I wrote this to satisfy my need:
function select_by_attribute(xml as Object, attrName as String, attrValue as String) as Object:
res = []
if xml = invalid then return res
typ = type(xml)
if typ = "roXMLElement":
if xml.getAttributes()[attrName] = attrValue then res.push(xml)
res.append( select_by_attribute(xml.GetChildElements(), attrName, attrValue) )
else if typ = "roXMLList" or typ = "roList" or typ = "roArray":
for each x in xml:
res.append( select_by_attribute(x, attrName, attrValue) )
end for
else if typ = "roAssociativeArray":
if xml[attrName] = attrValue then res.push(xml)

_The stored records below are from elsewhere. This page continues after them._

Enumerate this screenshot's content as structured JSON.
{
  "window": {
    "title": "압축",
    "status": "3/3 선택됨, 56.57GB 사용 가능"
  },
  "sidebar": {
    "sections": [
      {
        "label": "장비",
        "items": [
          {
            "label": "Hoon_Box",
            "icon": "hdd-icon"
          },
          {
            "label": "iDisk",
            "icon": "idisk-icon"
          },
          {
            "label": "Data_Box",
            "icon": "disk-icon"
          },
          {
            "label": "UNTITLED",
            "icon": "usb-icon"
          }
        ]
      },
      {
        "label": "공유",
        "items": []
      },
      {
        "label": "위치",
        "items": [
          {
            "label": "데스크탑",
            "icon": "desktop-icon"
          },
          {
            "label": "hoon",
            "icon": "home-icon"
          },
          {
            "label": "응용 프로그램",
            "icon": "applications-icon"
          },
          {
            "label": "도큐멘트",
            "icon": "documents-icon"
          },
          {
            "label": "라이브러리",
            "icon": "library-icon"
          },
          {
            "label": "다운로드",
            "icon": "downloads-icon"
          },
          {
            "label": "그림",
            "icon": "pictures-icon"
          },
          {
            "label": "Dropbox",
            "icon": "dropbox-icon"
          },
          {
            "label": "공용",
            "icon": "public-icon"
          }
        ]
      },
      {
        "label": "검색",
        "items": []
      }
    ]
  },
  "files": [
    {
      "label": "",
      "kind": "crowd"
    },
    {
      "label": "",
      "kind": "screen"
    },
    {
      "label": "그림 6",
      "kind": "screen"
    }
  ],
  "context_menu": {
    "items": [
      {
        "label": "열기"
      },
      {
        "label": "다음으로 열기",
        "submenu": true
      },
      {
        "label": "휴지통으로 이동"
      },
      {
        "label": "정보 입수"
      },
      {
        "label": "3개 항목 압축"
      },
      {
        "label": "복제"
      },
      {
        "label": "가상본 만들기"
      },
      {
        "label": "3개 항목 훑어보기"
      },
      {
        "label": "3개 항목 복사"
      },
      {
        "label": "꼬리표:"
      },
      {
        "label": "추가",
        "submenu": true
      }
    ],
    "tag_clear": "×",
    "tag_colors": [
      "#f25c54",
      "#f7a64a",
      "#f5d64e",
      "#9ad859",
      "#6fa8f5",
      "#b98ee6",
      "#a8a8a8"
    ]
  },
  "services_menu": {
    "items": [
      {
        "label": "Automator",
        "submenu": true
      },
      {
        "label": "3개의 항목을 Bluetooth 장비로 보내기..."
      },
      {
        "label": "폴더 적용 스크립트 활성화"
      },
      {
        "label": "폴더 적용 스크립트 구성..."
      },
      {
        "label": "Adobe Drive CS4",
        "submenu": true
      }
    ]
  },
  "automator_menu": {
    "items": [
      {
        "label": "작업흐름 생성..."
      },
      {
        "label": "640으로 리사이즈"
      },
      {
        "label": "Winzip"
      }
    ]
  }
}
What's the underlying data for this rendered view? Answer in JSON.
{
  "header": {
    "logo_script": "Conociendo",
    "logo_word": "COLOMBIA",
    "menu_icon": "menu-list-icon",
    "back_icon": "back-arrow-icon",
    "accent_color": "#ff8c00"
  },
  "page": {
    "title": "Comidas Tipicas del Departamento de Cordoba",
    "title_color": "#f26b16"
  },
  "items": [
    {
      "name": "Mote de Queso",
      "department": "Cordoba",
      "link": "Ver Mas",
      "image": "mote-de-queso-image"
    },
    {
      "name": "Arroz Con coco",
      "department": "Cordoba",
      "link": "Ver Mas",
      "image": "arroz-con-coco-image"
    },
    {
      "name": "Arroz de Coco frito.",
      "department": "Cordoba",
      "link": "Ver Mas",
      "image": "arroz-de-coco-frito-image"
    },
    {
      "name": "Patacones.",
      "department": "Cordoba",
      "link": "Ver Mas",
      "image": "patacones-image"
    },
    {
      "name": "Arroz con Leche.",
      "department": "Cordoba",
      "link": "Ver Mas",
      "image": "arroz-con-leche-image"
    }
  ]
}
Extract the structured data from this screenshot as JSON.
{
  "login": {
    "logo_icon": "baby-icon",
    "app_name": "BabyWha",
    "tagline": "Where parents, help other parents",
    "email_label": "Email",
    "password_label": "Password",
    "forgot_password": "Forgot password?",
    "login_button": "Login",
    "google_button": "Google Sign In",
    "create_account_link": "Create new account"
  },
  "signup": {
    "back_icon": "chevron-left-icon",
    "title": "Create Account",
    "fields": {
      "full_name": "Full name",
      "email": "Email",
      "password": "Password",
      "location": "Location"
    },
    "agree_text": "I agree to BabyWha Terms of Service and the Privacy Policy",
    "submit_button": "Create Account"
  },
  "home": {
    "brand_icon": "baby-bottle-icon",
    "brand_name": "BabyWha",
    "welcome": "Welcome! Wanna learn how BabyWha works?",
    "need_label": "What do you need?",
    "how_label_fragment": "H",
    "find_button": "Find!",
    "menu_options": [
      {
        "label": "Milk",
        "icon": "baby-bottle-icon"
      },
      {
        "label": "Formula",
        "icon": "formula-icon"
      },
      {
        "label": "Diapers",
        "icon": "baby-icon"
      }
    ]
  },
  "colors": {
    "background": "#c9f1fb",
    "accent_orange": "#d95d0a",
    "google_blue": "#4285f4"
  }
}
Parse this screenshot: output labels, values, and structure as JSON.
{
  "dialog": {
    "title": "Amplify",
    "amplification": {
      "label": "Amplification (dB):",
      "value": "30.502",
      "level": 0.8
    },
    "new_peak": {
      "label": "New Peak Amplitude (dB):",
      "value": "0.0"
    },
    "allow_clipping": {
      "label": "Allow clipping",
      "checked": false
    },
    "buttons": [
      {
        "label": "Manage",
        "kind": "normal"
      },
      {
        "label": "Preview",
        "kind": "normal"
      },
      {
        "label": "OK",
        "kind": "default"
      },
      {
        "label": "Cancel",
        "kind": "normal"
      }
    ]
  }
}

res.append( select_by_attribute(xml.__, attrName, attrValue) )
else: 'error condition
? typ, xml
STOP
end if
return res
end function
When invoked, it does a DFS (depth-first search) walk over the xml tree and returns an array of all nodes where the attribute has the desired value. For example,
select_by_attribute(html, "class", "image") will give me list of all html tags with
class="image".
Detail notes:
- Because of the order it walks the tree, the matching nodes in the returned list are in the same order in which they appeared textually in the ML file. In other words in the order ctrl-F would have found them in browser/text editor.
- It always returns roArray, even if empty or say we were looking by id, e.g. select_by_attribute(html, "id", "postingbody"). Semantically element ids are unique in html but fn does not know nor care, for generality.
- It does not work with elements that belong to multiple classes (e.g. <div class="slide first"> belongs both to "slide" and to "first"). Because i don't need it - but is simple to implement
- If multiple selects for different attributes/values will be done, walking the tree every time is slow. I don't need it for my purposes but it is relatively easy to re-factor the function so that a single call/walk builds an index by class names so later multiple dictionary lookups can be done by class name, returning list of all matching nodes.
Comments/questions are welcome.